An applicant's study-permit decision was so delayed they couldn't provide the university the letter of introduction needed to register — losing the seat, taking a fee refund, with no next intake available for the program. Two months later the permit was still "in process", and the applicant wondered about keeping it alive or applying to the UK/France meanwhile. The thread's reasoning:
- A pending application built on a dead LOA is pointless — withdraw it. The consensus: once the university refused deferral and refunded the fees, the LOA underpinning the application no longer reflects reality. Members called keeping it running "pretty much pointless" and withdrawal the reasonable option.

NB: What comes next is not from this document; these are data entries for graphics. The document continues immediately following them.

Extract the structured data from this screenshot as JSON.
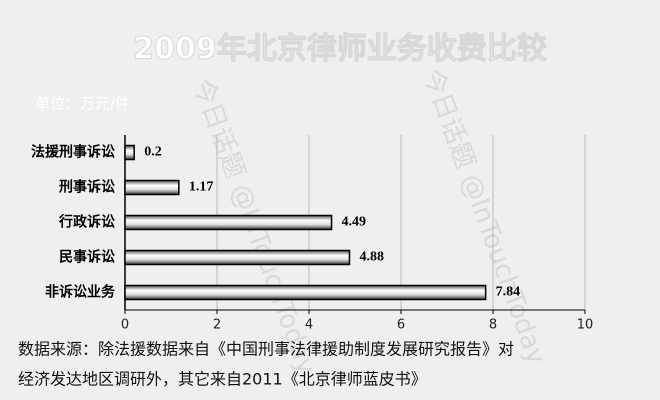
{
  "chart_data": {
    "type": "bar",
    "orientation": "horizontal",
    "title": "2009年北京律师业务收费比较",
    "unit_label": "单位：万元/件",
    "categories": [
      "法援刑事诉讼",
      "刑事诉讼",
      "行政诉讼",
      "民事诉讼",
      "非诉讼业务"
    ],
    "values": [
      0.2,
      1.17,
      4.49,
      4.88,
      7.84
    ],
    "xlim": [
      0,
      10
    ],
    "xticks": [
      0,
      2,
      4,
      6,
      8,
      10
    ],
    "grid": true,
    "source": [
      "数据来源：除法援数据来自《中国刑事法律援助制度发展研究报告》对",
      "经济发达地区调研外，其它来自2011《北京律师蓝皮书》"
    ],
    "watermark": "今日话题 @InTouchToday"
  }
}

- Don't bank on an approval you can't use. The applicant hoped a late PPR might let them re-approach the college, pay a new deposit, and swap in a fresh LOA by webform. Members pushed back: with the LOA invalid, the deferment refused, and the fees returned, an approval based on the old file wouldn't line up with any actual enrolment — and IRCC deciding on outdated facts isn't something to quietly hope for. An applicant is expected to keep their file truthful; if the material basis (enrolment) has collapsed, tell IRCC or withdraw.
- Parallel applications to other countries were the applicant's real question. The thread didn't fully resolve whether a pending Canadian file hurts a UK/France application, but the withdrawal advice implicitly answers it: close out the dead application so other applications rest on a clean, honest footing.
Takeaway: when the enrolment behind a study-permit application disappears (refund taken, no deferral, no next intake), the clean move is withdrawal — not waiting to see what IRCC does with a file that no longer matches the facts.